According to the Saipan Tribune, the United States Geological Survey has reported a swarm of volcano-tectonic earthquakes (between magnitude 0.5 and 1.75) were occurring beneath or within a few kilometers of Sarigan Island. Volcano-tectonic events occur when stress changes happen to solid rock due to the injection or withdrawal of magma. The injection of magma into surrounding rock produces long-period earthquakes and can be an indicator that a volcanic eruption can occur at anytime.
Sarigan Island is a volcano, one of many in the Marianas Island chain. But it is volcano with no previously known eruptive history. It is located about 95 nautical miles north of Anatahan, another volcano that recently has entered a more violent eruptive phase. Prior to May of 2003, when a large explosive eruption took place forming a new crater inside the eastern caldera, there had been no previous recent historical eruption on Anatahan Island either. Both Sarigan and Anatahan are Holocene age volcanoes. Could the detected activity on Sarigan be the precursor of that volcano’s first activity since the Holocene? Could this be an indicator that general volcanic activity is increasing along this section of that island arc system? Only time will tell.

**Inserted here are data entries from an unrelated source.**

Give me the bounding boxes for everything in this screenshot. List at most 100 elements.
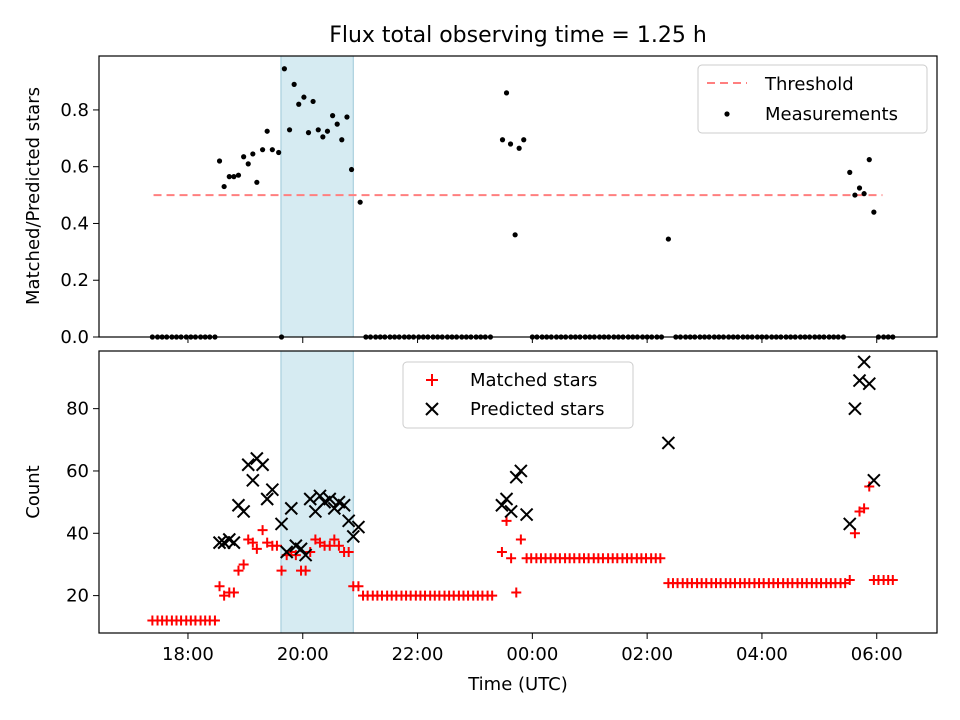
- matched-star-marker: [262, 537, 273, 548]
- matched-star-marker: [511, 587, 522, 598]
- ratio-legend: Threshold Measurements: [697, 64, 928, 134]
- matched-star-marker: [887, 575, 898, 586]
- legend-threshold-label: Threshold: [764, 74, 854, 95]
- matched-star-marker: [324, 540, 335, 551]
- measurement-point: [269, 147, 275, 153]
- predicted-star-marker: [857, 355, 871, 369]
- predicted-star-marker: [279, 545, 294, 559]
- predicted-star-marker: [848, 401, 862, 416]
- measurement-point: [507, 141, 514, 147]
- measurement-point: [216, 158, 223, 164]
- time-x-tick-label: 00:00: [506, 644, 558, 665]
- matched-star-marker: [329, 534, 340, 545]
- measurement-point: [861, 191, 867, 197]
- matched-star-marker: [343, 546, 354, 557]
- measurement-point: [357, 199, 363, 205]
- matched-star-marker: [271, 540, 282, 551]
- matched-star-marker: [276, 565, 287, 576]
- ratio-y-tick-label: 0.6: [60, 157, 89, 178]
- measurement-point: [324, 128, 331, 134]
- measurement-point: [871, 209, 877, 215]
- ratio-y-tick-label: 0.0: [60, 327, 89, 348]
- measurement-point: [339, 137, 345, 143]
- matched-star-marker: [238, 559, 249, 570]
- legend-measurement-swatch: [724, 111, 730, 117]
- predicted-star-marker: [241, 458, 255, 472]
- measurement-point: [348, 166, 355, 173]
- predicted-star-marker: [227, 535, 241, 550]
- matched-star-marker: [247, 537, 258, 548]
- count-y-tick-label: 60: [66, 461, 89, 482]
- legend-predicted-label: Predicted stars: [470, 399, 604, 420]
- measurement-point: [276, 149, 282, 156]
- measurement-point: [291, 81, 297, 87]
- predicted-star-marker: [341, 514, 356, 528]
- predicted-star-marker: [661, 436, 676, 450]
- measurement-point: [847, 169, 853, 175]
- measurement-point: [221, 183, 227, 190]
- matched-star-marker: [844, 575, 855, 586]
- measurement-point: [334, 121, 340, 127]
- predicted-star-marker: [852, 373, 867, 388]
- measurement-point: [852, 192, 858, 198]
- time-x-tick-label: 06:00: [851, 644, 903, 665]
- measurement-point: [856, 185, 863, 191]
- ratio-y-axis: 0.0 0.2 0.4 0.6 0.8: [60, 100, 99, 348]
- matched-star-marker: [655, 553, 666, 564]
- predicted-star-marker: [346, 529, 360, 544]
- matched-star-marker: [501, 515, 512, 526]
- matched-star-marker: [228, 587, 239, 598]
- time-x-tick-label: 04:00: [736, 644, 788, 665]
- predicted-star-marker: [236, 504, 251, 519]
- count-y-label: Count: [23, 465, 44, 518]
- matched-star-marker: [300, 565, 311, 576]
- predicted-star-marker: [337, 498, 351, 512]
- predicted-star-marker: [323, 492, 337, 506]
- matched-star-marker: [233, 565, 244, 576]
- ratio-x-ticks: [187, 337, 878, 343]
- predicted-star-markers: [212, 355, 881, 562]
- count-panel-frame: [98, 350, 938, 634]
- predicted-star-marker: [327, 501, 342, 516]
- predicted-star-marker: [212, 535, 227, 550]
- time-x-axis: 18:00 20:00 22:00 00:00 02:00 04:00 06:00: [162, 633, 903, 665]
- measurement-point: [301, 94, 307, 100]
- predicted-star-marker: [284, 501, 298, 516]
- predicted-star-marker: [274, 517, 289, 531]
- matched-star-marker: [209, 615, 220, 626]
- chart-title: Flux total observing time = 1.25 h: [329, 23, 707, 48]
- measurement-point: [866, 157, 872, 163]
- count-y-tick-label: 80: [66, 399, 89, 420]
- time-x-tick-label: 02:00: [621, 644, 673, 665]
- ratio-legend-box: [697, 64, 928, 134]
- predicted-star-marker: [351, 520, 366, 534]
- matched-star-marker: [353, 581, 364, 592]
- measurement-point: [512, 232, 518, 238]
- time-x-tick-label: 18:00: [162, 644, 214, 665]
- measurement-point: [235, 172, 242, 178]
- predicted-star-marker: [260, 492, 274, 506]
- predicted-star-marker: [298, 548, 313, 562]
- predicted-star-marker: [862, 377, 876, 391]
- matched-star-marker: [333, 540, 344, 551]
- flux-time-span: [280, 55, 354, 338]
- measurement-point: [315, 127, 321, 133]
- measurement-point: [320, 134, 326, 140]
- ratio-panel-frame: [98, 55, 938, 338]
- measurement-point: [264, 128, 270, 134]
- measurement-point: [231, 174, 237, 180]
- matched-star-marker: [859, 503, 870, 514]
- predicted-star-marker: [519, 507, 534, 522]
- measurement-point: [665, 236, 671, 242]
- ratio-panel: 0.00.20.40.60.8 Matched/Predicted stars …: [23, 55, 938, 348]
- matched-star-marker: [305, 546, 316, 557]
- matched-star-marker: [487, 590, 498, 601]
- predicted-star-marker: [499, 492, 514, 506]
- measurement-point: [516, 145, 522, 151]
- predicted-star-marker: [255, 458, 270, 472]
- count-panel: 20 40 60 80 18:00 20:00 22:00 00:00 02:00 04:00 0…: [23, 350, 938, 695]
- count-y-tick-label: 40: [66, 523, 89, 544]
- time-x-tick-label: 22:00: [392, 644, 444, 665]
- ratio-y-tick-label: 0.2: [60, 270, 89, 291]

While authorities keep their seismographs tuned to the new activity under Sarigan Island, the volcano on Anatahan continues to eject huge ash plumes forcing aviation authorities to warn aircraft to keep their distance by at least 10 nautical miles. On Saturday, agencies reported that an ash and steam plume extended about 100 nautical miles west of the island, and that thin ash and volcanic smog extended another 700 nautical miles west, producing an extended risk to high-altitude jet aviation. During Anatahan’s strongest eruption April 6, that volcano expelled about 50 million cubic meters of ash, which it spewed out to 50,000 feet.